I picked up Vespertine by Margaret Rogerson sort of by accident. I remember thinking the plot and general world sounded interesting. What I didn’t realise until after the fact was that I had read both of Rogerson’s previous novels and really enjoyed them. Of the three, Vespertine is definitely my favourite.
It’s very much a standard YA fantasy plot, with a late-teens Chosen One discovering world-saving powers. In this case, Artemisia is a seventeen-year-old Gray Sister, an order of nuns who are responsible for laying the dead to rest. She discovers she is resistant to possession, and gains awesome powers that she puts to use protecting her world from bad guys. Happily, Rogerson’s writing and world building more than elevates the material.
What I enjoyed most here was the world. This is a fantasy world reminiscent of medieval-ish Europe, governed by a religious order. When someone dies, depending on the manner of death, their spirit returns unless it is put to rest. Some spirits are weak, and some are so powerful they can destroy humanity if released. The ruling body is based on the religion that arose to combat these spirits, and leaders hold relics that house spirits that grant them powers (ie healing, fighting, compelling other to do as they say, etc). Rogerson introduces everything beautifully, without trying to mash it all into two sentences like I just did. Rogerson gives you the answers you’re looking for, without being too obvious, or having three solid pages of exposition.

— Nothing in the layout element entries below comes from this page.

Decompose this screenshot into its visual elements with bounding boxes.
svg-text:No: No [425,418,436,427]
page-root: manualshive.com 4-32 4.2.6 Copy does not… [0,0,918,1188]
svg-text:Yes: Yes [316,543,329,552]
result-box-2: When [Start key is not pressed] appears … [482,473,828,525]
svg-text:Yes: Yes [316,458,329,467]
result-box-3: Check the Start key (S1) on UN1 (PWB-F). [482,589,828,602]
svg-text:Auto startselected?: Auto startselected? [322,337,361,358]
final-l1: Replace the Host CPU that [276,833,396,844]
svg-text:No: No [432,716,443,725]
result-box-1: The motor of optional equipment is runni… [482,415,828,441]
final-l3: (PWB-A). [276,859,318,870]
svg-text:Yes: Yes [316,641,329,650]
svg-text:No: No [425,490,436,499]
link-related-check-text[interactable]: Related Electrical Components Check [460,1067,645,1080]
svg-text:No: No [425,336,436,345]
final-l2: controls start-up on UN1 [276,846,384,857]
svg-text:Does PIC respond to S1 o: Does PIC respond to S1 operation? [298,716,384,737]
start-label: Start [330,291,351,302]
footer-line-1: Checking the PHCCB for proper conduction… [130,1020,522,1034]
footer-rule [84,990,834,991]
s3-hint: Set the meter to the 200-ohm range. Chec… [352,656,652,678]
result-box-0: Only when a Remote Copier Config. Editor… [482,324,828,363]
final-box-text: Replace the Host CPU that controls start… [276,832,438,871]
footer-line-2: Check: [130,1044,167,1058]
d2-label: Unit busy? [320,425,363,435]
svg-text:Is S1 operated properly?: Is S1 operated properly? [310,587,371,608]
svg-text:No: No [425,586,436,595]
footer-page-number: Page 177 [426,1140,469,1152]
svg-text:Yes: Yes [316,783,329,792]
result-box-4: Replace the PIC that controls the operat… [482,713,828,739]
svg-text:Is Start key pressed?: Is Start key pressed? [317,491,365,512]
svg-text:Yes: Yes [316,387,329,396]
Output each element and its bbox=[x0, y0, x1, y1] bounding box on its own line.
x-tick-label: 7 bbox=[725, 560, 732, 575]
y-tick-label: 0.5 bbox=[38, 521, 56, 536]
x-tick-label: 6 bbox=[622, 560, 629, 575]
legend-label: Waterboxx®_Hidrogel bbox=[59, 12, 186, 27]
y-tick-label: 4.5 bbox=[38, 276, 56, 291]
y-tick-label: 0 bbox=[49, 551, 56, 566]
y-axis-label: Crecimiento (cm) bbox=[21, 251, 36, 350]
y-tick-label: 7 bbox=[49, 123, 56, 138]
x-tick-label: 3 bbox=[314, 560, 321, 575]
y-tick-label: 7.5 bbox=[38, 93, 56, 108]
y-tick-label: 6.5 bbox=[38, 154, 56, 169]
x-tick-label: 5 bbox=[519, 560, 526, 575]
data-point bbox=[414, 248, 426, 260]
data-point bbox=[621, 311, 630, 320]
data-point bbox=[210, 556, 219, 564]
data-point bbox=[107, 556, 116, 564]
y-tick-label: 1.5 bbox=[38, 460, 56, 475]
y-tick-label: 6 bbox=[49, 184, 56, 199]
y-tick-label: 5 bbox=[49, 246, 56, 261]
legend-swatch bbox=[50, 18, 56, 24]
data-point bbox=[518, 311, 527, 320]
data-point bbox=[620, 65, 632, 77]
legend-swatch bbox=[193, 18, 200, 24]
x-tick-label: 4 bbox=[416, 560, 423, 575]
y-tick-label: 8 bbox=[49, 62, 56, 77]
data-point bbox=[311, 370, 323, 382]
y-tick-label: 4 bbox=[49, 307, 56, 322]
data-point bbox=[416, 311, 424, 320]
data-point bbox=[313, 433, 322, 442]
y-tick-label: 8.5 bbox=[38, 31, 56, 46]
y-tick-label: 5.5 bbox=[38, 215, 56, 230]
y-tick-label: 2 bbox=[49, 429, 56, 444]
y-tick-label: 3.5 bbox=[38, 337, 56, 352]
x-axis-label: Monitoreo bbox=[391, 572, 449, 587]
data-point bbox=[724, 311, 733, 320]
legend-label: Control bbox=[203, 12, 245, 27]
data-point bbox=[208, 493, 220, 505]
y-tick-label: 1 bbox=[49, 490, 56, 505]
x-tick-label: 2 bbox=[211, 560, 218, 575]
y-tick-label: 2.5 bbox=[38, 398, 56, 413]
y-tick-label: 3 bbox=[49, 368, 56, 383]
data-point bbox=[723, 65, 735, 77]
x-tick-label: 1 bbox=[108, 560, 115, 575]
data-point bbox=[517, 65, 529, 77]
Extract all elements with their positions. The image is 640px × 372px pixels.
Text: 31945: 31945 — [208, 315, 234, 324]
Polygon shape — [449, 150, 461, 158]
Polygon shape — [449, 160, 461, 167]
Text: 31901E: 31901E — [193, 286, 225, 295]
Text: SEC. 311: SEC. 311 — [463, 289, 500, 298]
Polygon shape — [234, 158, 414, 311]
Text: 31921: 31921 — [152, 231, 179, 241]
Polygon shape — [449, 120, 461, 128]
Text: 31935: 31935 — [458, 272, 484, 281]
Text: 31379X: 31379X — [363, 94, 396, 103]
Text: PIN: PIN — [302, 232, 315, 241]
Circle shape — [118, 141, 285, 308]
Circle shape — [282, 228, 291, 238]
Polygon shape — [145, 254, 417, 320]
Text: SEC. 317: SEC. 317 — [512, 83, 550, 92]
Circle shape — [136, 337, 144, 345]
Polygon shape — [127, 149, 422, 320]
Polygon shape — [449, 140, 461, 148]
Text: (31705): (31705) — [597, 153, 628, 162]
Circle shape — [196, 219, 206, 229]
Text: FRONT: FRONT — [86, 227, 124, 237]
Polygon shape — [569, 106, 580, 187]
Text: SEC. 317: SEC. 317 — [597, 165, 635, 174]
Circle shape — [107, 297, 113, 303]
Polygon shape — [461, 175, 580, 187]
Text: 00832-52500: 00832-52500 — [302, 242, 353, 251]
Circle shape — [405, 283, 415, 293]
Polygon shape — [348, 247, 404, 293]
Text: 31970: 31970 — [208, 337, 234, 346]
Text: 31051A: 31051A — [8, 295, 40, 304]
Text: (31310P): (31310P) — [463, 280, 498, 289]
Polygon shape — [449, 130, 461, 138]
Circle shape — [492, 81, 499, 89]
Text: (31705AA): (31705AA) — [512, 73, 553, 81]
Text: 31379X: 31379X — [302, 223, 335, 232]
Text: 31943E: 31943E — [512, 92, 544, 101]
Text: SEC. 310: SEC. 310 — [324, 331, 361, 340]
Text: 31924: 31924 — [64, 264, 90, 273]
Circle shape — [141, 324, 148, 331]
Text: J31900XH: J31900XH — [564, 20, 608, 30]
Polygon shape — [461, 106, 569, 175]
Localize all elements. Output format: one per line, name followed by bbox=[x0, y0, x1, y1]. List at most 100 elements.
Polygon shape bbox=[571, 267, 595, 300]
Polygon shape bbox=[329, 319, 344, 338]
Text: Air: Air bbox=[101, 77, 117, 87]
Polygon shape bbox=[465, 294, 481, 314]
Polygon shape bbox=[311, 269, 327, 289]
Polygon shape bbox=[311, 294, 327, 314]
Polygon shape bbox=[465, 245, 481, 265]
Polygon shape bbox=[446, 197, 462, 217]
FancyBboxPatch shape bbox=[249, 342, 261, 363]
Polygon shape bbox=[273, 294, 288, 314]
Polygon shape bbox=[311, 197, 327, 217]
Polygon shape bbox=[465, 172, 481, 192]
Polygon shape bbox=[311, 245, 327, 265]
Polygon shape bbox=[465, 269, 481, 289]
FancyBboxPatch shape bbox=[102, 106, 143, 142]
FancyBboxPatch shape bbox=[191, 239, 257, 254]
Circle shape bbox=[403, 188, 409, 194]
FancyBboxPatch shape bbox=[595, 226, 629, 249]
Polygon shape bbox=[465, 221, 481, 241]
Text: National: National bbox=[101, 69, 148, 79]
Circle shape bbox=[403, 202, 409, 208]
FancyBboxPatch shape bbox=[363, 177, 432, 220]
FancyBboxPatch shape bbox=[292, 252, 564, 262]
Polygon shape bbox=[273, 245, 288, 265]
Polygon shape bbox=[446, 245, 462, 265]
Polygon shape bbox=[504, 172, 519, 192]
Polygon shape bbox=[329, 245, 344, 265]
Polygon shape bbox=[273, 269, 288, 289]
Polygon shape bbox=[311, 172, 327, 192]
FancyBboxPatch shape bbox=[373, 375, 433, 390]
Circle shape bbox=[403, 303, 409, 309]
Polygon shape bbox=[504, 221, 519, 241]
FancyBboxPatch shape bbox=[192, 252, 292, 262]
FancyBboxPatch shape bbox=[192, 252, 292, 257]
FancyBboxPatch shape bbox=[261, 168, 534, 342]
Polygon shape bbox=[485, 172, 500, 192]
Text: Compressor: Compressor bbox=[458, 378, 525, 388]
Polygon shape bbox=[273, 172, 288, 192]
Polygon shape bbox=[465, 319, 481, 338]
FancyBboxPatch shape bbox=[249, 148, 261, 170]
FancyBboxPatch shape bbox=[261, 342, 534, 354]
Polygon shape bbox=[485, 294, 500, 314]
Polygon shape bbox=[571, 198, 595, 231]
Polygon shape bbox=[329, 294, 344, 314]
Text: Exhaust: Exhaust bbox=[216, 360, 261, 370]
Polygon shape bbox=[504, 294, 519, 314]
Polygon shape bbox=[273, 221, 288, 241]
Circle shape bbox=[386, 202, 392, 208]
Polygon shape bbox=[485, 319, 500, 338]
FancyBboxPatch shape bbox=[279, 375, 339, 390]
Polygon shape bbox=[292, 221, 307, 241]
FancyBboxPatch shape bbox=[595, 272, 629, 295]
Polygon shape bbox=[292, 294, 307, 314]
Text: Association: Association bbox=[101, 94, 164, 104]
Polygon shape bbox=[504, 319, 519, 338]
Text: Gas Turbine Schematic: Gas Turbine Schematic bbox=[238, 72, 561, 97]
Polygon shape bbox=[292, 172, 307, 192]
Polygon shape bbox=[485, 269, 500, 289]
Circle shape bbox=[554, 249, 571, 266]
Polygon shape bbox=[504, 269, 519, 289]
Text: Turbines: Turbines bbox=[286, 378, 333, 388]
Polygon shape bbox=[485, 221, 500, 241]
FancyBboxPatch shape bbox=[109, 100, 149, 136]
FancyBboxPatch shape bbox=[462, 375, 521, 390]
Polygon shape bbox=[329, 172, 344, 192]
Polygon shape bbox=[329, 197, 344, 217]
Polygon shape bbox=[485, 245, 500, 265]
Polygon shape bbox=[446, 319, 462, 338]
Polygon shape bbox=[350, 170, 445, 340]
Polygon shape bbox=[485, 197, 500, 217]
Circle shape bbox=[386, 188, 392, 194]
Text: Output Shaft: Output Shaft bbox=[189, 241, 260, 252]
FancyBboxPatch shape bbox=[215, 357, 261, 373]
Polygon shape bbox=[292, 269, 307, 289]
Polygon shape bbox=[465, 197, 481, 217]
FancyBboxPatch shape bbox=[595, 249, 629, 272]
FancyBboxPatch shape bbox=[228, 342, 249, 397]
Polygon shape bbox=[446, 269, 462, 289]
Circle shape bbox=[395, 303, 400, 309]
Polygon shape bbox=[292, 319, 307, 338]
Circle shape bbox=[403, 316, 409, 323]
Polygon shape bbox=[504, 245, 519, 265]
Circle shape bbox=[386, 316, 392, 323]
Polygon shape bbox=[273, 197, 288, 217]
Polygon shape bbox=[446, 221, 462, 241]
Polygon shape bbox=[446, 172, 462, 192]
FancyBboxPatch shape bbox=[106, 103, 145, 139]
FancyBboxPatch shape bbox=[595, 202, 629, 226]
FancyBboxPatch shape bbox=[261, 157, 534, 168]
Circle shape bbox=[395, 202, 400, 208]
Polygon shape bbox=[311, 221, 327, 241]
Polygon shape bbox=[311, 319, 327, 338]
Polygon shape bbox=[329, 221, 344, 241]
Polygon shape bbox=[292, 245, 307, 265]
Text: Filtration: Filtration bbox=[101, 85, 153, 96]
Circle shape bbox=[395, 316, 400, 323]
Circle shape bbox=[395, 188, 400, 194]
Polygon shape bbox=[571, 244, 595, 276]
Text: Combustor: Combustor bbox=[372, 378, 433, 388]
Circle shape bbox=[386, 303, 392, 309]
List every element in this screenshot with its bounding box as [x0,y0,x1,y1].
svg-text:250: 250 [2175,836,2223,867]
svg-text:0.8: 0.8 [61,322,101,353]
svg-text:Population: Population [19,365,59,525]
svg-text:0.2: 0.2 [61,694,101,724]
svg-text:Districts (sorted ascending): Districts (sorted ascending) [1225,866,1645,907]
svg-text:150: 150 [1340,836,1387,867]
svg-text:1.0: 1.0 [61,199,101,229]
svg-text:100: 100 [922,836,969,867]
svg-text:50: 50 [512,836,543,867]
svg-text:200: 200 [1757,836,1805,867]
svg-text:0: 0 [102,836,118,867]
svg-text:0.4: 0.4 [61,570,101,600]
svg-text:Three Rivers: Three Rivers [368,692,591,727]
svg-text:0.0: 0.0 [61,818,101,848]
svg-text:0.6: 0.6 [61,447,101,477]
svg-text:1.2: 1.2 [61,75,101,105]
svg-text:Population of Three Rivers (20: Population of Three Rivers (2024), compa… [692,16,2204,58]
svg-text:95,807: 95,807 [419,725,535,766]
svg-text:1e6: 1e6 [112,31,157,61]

Artemisia, our hero and first-person narrator, ends up wielding one of the revenants without training, which means she has to live with it constantly in her head. It’s a bit like being given a lightsabre, but not being told how to turn the lightsabre off. She has to walk around with this dangerous thing blasting all over the place, but it turns out that the revenant is sentient and has a personality, and its own wants and agenda. It grants her tremendous power, but for her to use them puts her at risk to be consumed by the revenant, who seems to have an unquenchable thirst for human lives.
This is the first of Rogerson’s novels to be part of a series, her previous two being standalones. While this novel didn’t end of a cliffhanger, I closed the book wanting more. Not because there were loose ends, but because the world and characters were so compelling I just wanted to know more. I could go on and on about everything I loved about this novel. If anything I wrote here sounds at all interesting to you, you should absolutely pick it up. Definitely my favourite book so far this year.